Tansel Turgut

Personal information
- Born: 1966 (age 59–60)

Chess career
- Country: Turkey
- Title: FIDE Master (2014) International Correspondence Chess Grandmaster (2007)
- FIDE rating: 2207 (August 2021)
- Peak rating: 2305 (June 2015)

= Tansel Turgut =

Turkish-American cardiologist and chess player

Tansel Turgut (born 1966) is a Turkish-American cardiologist and chess player. He was born in Turkey and moved to the US in 1992. He practices medicine at the Beacon Medical Group's Advanced Cardiology Specialists division in South Bend, Indiana.

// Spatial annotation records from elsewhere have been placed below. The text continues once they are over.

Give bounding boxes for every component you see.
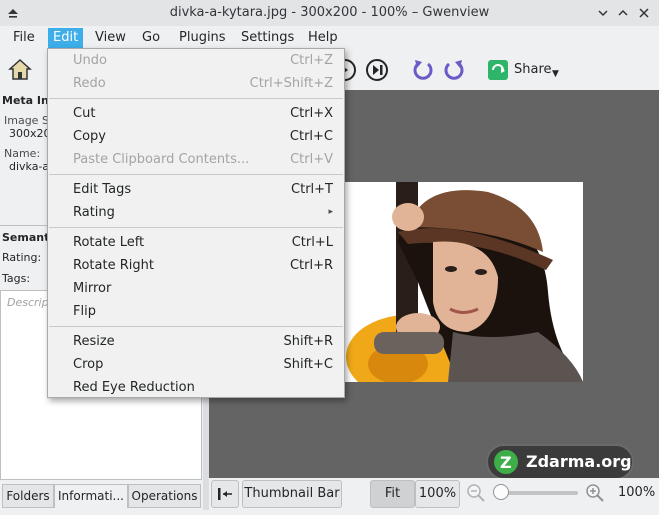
- zoom-out-icon[interactable]: [466, 483, 486, 507]
- menu-separator: [49, 174, 343, 175]
- tags-label: Tags:: [2, 272, 31, 285]
- sidebar-toggle-icon: [218, 488, 232, 500]
- tab-information[interactable]: Informati...: [54, 484, 128, 508]
- meta-info-heading: Meta Inf: [2, 94, 54, 107]
- menu-item-flip[interactable]: Flip: [48, 300, 344, 323]
- menu-edit[interactable]: Edit: [48, 28, 84, 48]
- name-value: divka-a: [9, 160, 50, 173]
- rotate-left-icon[interactable]: [410, 57, 436, 83]
- photo-girl-with-guitar: [338, 182, 583, 382]
- maximize-icon[interactable]: [616, 6, 630, 20]
- fit-button[interactable]: Fit: [370, 480, 415, 508]
- zoom-slider-handle[interactable]: [493, 484, 509, 500]
- watermark-text: Zdarma.org: [526, 452, 632, 471]
- image-size-value: 300x20: [9, 127, 51, 140]
- share-label: Share: [514, 62, 552, 77]
- menu-help[interactable]: Help: [303, 28, 343, 48]
- menu-view[interactable]: View: [90, 28, 131, 48]
- rating-label: Rating:: [2, 251, 42, 264]
- menu-plugins[interactable]: Plugins: [174, 28, 231, 48]
- title-bar: divka-a-kytara.jpg - 300x200 - 100% – Gw…: [0, 0, 659, 26]
- app-icon[interactable]: [6, 5, 20, 19]
- zoom-in-icon[interactable]: [585, 483, 605, 507]
- home-icon[interactable]: [7, 57, 33, 83]
- menu-file[interactable]: File: [8, 28, 40, 48]
- menu-item-edit-tags[interactable]: Edit Tags Ctrl+T: [48, 178, 344, 201]
- menu-item-paste[interactable]: Paste Clipboard Contents... Ctrl+V: [48, 148, 344, 171]
- minimize-icon[interactable]: [596, 6, 610, 20]
- tab-folders[interactable]: Folders: [2, 484, 54, 508]
- semantic-info-heading: Semant: [2, 231, 50, 244]
- menu-item-red-eye-reduction[interactable]: Red Eye Reduction: [48, 376, 344, 399]
- menu-item-crop[interactable]: Crop Shift+C: [48, 353, 344, 376]
- menu-separator: [49, 98, 343, 99]
- zoom-percentage: 100%: [618, 485, 656, 500]
- description-placeholder: Descrip: [7, 296, 49, 309]
- zoom-value-field[interactable]: 100%: [415, 480, 460, 508]
- image-size-label: Image S: [4, 114, 49, 127]
- menu-item-rotate-right[interactable]: Rotate Right Ctrl+R: [48, 254, 344, 277]
- submenu-arrow-icon: ▸: [328, 207, 333, 217]
- toggle-sidebar-button[interactable]: [211, 480, 239, 508]
- menu-item-undo[interactable]: Undo Ctrl+Z: [48, 49, 344, 72]
- watermark-badge: Z Zdarma.org: [486, 444, 634, 480]
- menu-separator: [49, 326, 343, 327]
- menu-settings[interactable]: Settings: [236, 28, 299, 48]
- menu-item-rotate-left[interactable]: Rotate Left Ctrl+L: [48, 231, 344, 254]
- thumbnail-bar-button[interactable]: Thumbnail Bar: [242, 480, 342, 508]
- menu-go[interactable]: Go: [137, 28, 165, 48]
- name-label: Name:: [4, 147, 41, 160]
- edit-menu-dropdown: Undo Ctrl+Z Redo Ctrl+Shift+Z Cut Ctrl+X Co…: [47, 48, 345, 398]
- share-icon: [488, 60, 508, 80]
- menu-item-mirror[interactable]: Mirror: [48, 277, 344, 300]
- menu-item-rating[interactable]: Rating ▸: [48, 201, 344, 224]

Turgut was the 1997 state chess champion of Louisiana, and the 1998 state champion of Michigan. In 2023, he also won the Indiana State Chess Championship. In 2007, he earned the title of International Correspondence Chess Grandmaster, the only grandmaster of correspondence chess from Turkey. The International Correspondence Chess Federation (ICCF) has given him the highest rating among US correspondence chess players. He also became a FIDE Master in over the board play in 2014.

On August 11, 2025, ICCF announced that Turgut and nine other players had tied for first in the 33rd Correspondence World Championship tournament, making them co-world champions.

His son, Aydin Turgut, is also a strong chess player.